Penn 560L Slammer used 3 times, before I started to switch to conventional stuff, like New (fresh filled with Sufix Tritanum 17lb.)
165.00 shipped (lower 48)


----------



## Jollymon (May 21, 2015)

Price drop to 145.00 shipped (lower 48) Till 31 July after that I'll move it elsewhere, Thanks for looking


----------



## Jollymon (May 21, 2015)

Just thinking, I mite be up for a trade, as long as it's in as nice of condition, Just a thought, What's out there


----------



## tightlinesreels (Jul 1, 2013)

What you looking for?


----------



## Jollymon (May 21, 2015)

I'm looking for something that holds 300yd of either mono or braid,


----------



## 1BadF350 (Jul 19, 2006)

Deal!!!


----------



## dialout (Feb 5, 2011)

That's funny


----------



## Jollymon (May 21, 2015)

1BadF350 said:


> Deal!!!


 Thanks Ol Buddy, it's almost as good as "Cajun Red" .

Let me clarify, Looking for something that will hold 300yd of 30lb braided line or something that holds 300yd of 20lb mono. 
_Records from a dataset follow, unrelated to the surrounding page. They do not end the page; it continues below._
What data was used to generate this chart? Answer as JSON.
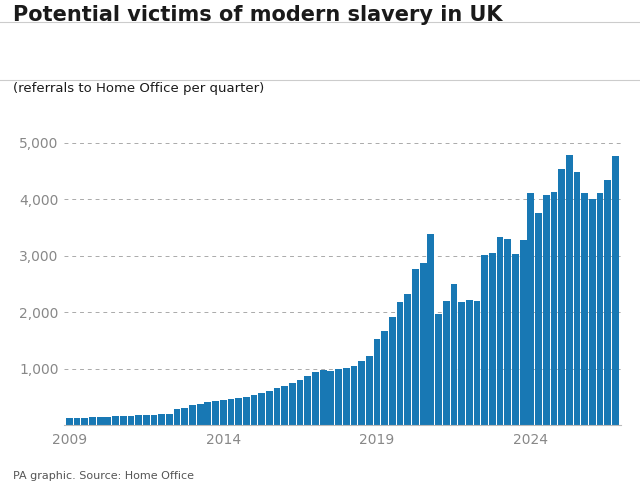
{
  "title": "Potential victims of modern slavery in UK",
  "subtitle": "(referrals to Home Office per quarter)",
  "caption": "PA graphic. Source: Home Office",
  "bar_color": "#1878b4",
  "background_color": "#ffffff",
  "grid_color": "#aaaaaa",
  "text_color": "#1a1a1a",
  "ylim": [
    0,
    5300
  ],
  "yticks": [
    1000,
    2000,
    3000,
    4000,
    5000
  ],
  "ytick_labels": [
    "1,000",
    "2,000",
    "3,000",
    "4,000",
    "5,000"
  ],
  "xtick_labels": [
    "2009",
    "2014",
    "2019",
    "2024"
  ],
  "xtick_positions": [
    0,
    20,
    40,
    60
  ],
  "values": [
    120,
    130,
    125,
    140,
    145,
    150,
    155,
    160,
    165,
    170,
    175,
    185,
    190,
    200,
    280,
    310,
    360,
    380,
    410,
    430,
    445,
    460,
    475,
    495,
    525,
    565,
    605,
    650,
    690,
    740,
    800,
    870,
    940,
    970,
    960,
    990,
    1010,
    1040,
    1140,
    1230,
    1530,
    1670,
    1920,
    2180,
    2320,
    2760,
    2870,
    3380,
    1960,
    2200,
    2490,
    2180,
    2220,
    2190,
    3010,
    3050,
    3330,
    3300,
    3030,
    3280,
    4110,
    3760,
    4080,
    4120,
    4530,
    4780,
    4470,
    4110,
    4000,
    4110,
    4340,
    4758
  ]
}
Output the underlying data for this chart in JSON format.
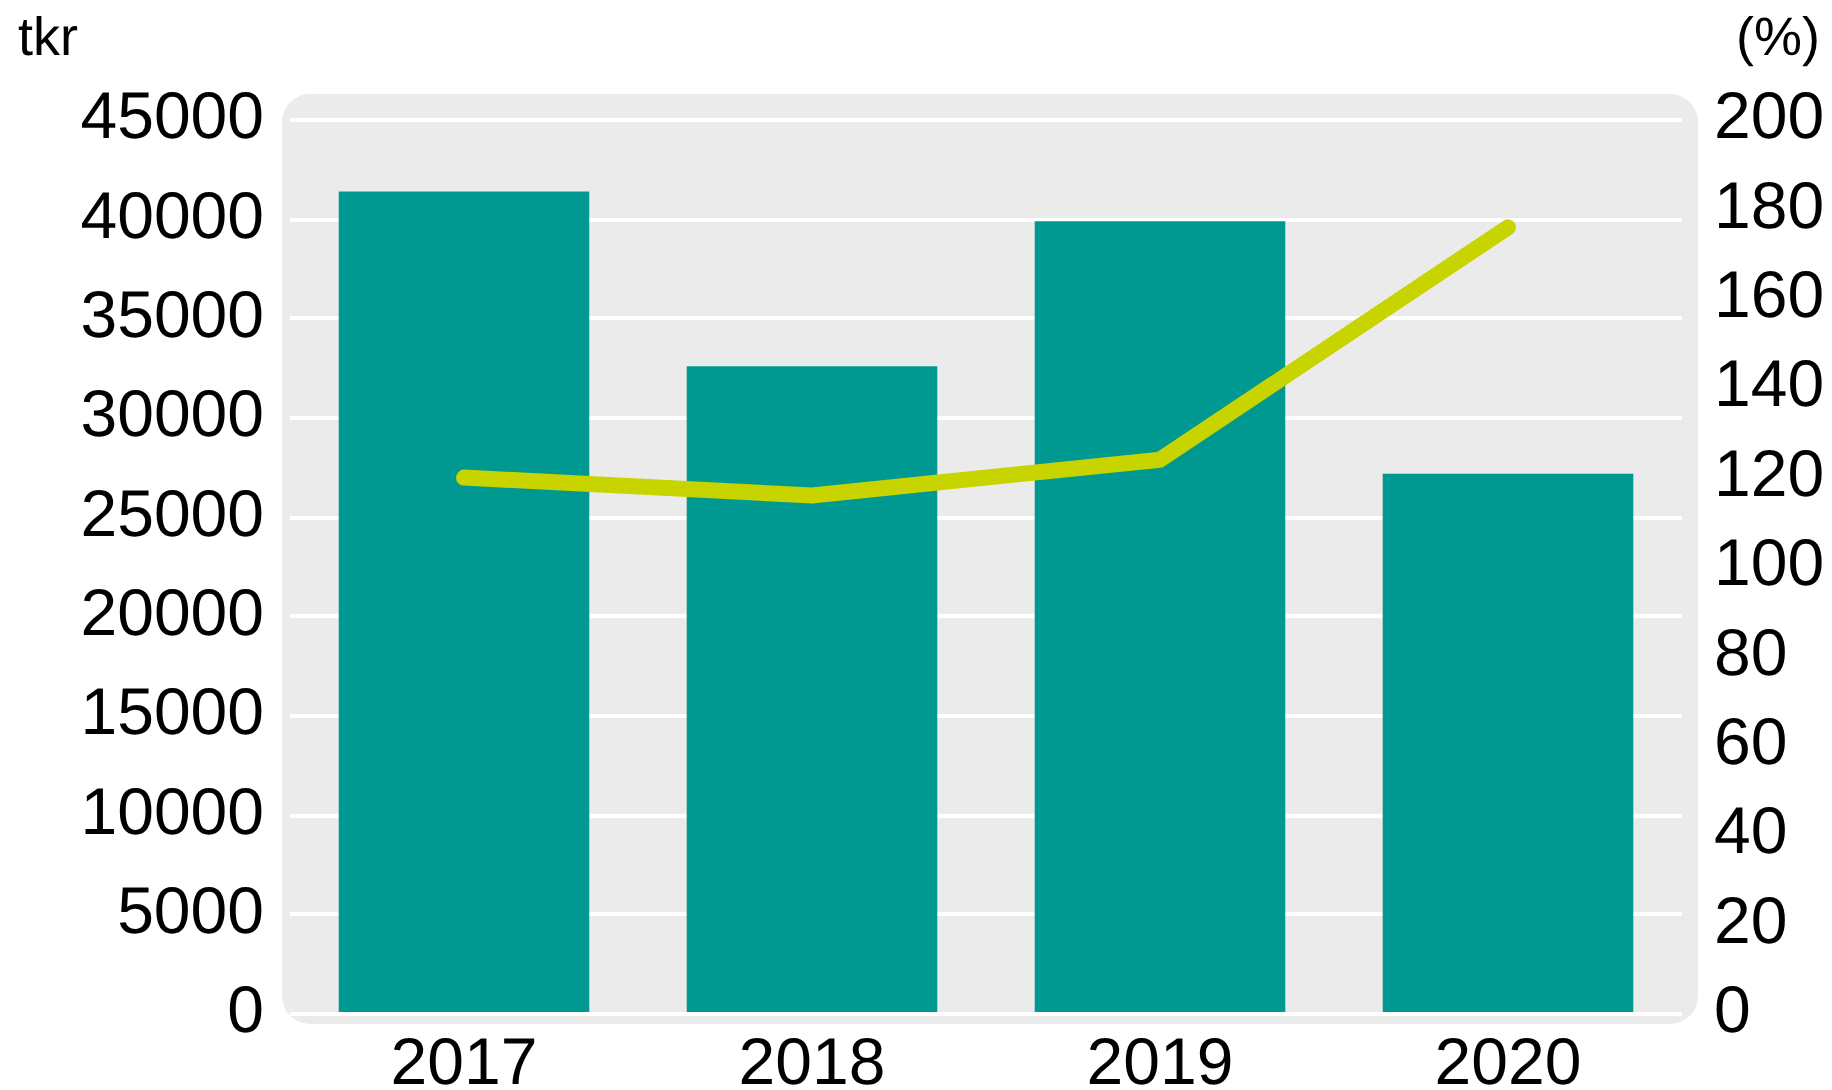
{
  "chart_data": {
    "type": "bar",
    "ylabel": "tkr",
    "y2label": "(%)",
    "categories": [
      "2017",
      "2018",
      "2019",
      "2020"
    ],
    "series": [
      {
        "color": "#009991",
        "values": [
          41400,
          32600,
          39900,
          27200
        ]
      },
      {
        "type": "line",
        "axis": "y2",
        "color": "#c8d400",
        "values": [
          120,
          116,
          124,
          176
        ]
      }
    ],
    "ylim": [
      0,
      45000
    ],
    "yticks": [
      0,
      5000,
      10000,
      15000,
      20000,
      25000,
      30000,
      35000,
      40000,
      45000
    ],
    "y2lim": [
      0,
      200
    ],
    "y2ticks": [
      0,
      20,
      40,
      60,
      80,
      100,
      120,
      140,
      160,
      180,
      200
    ],
    "grid": "y",
    "legend": false
  }
}
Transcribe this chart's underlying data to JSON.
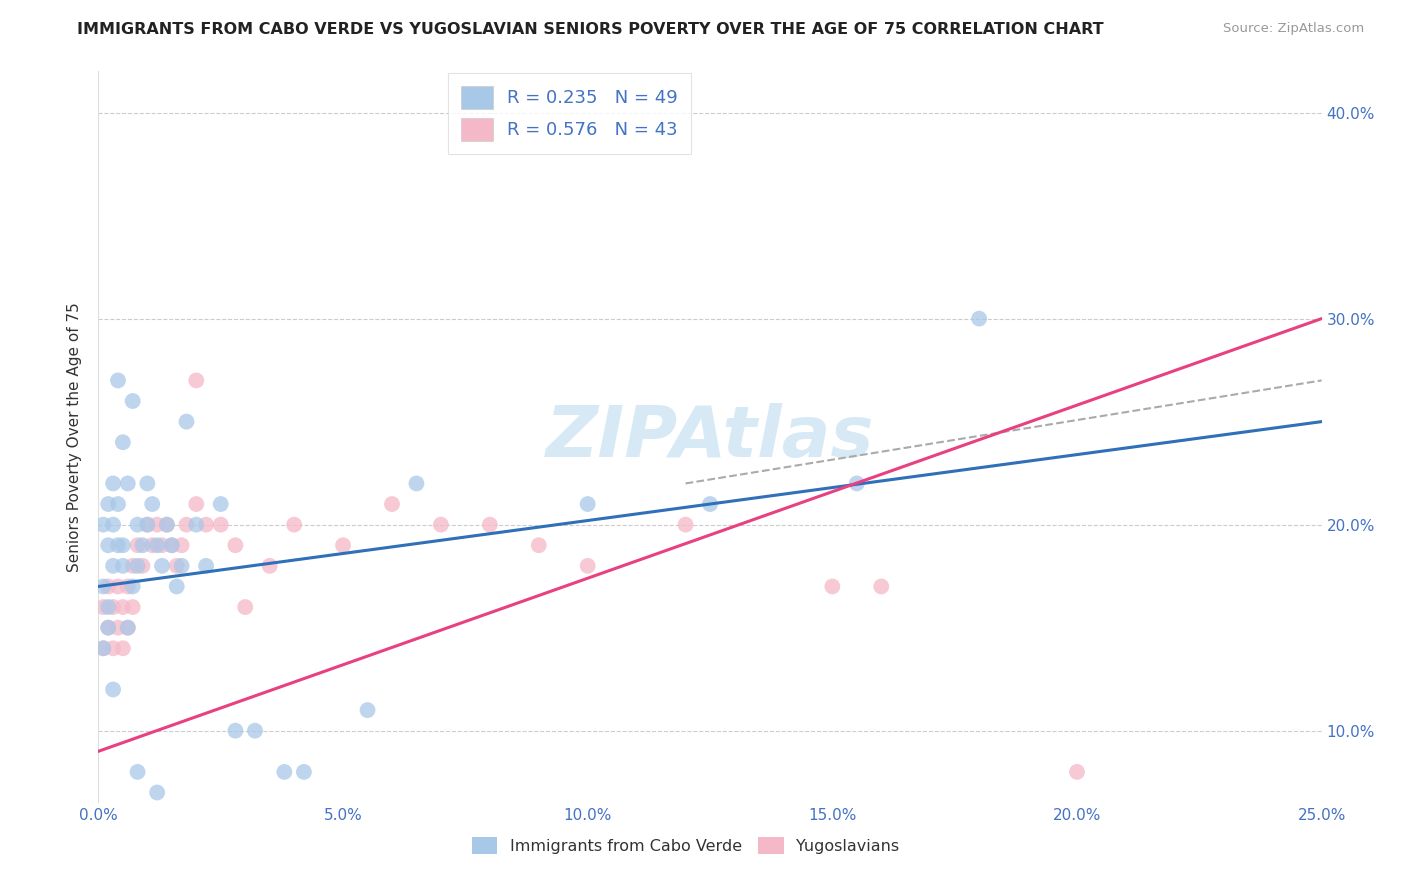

I could just buy something but I don't want to add to the stock pile of reels sitting on my shelf


----------



## DaBig2na (Aug 7, 2011)

This is one that is MADE IN THE USA right?


----------



## Jollymon (May 21, 2015)

DaBig2na said:


> This is one that is MADE IN THE USA right?


Had to check, it's not


----------



## Jollymon (May 21, 2015)

Please close, it's going to a family member to get him started.


----------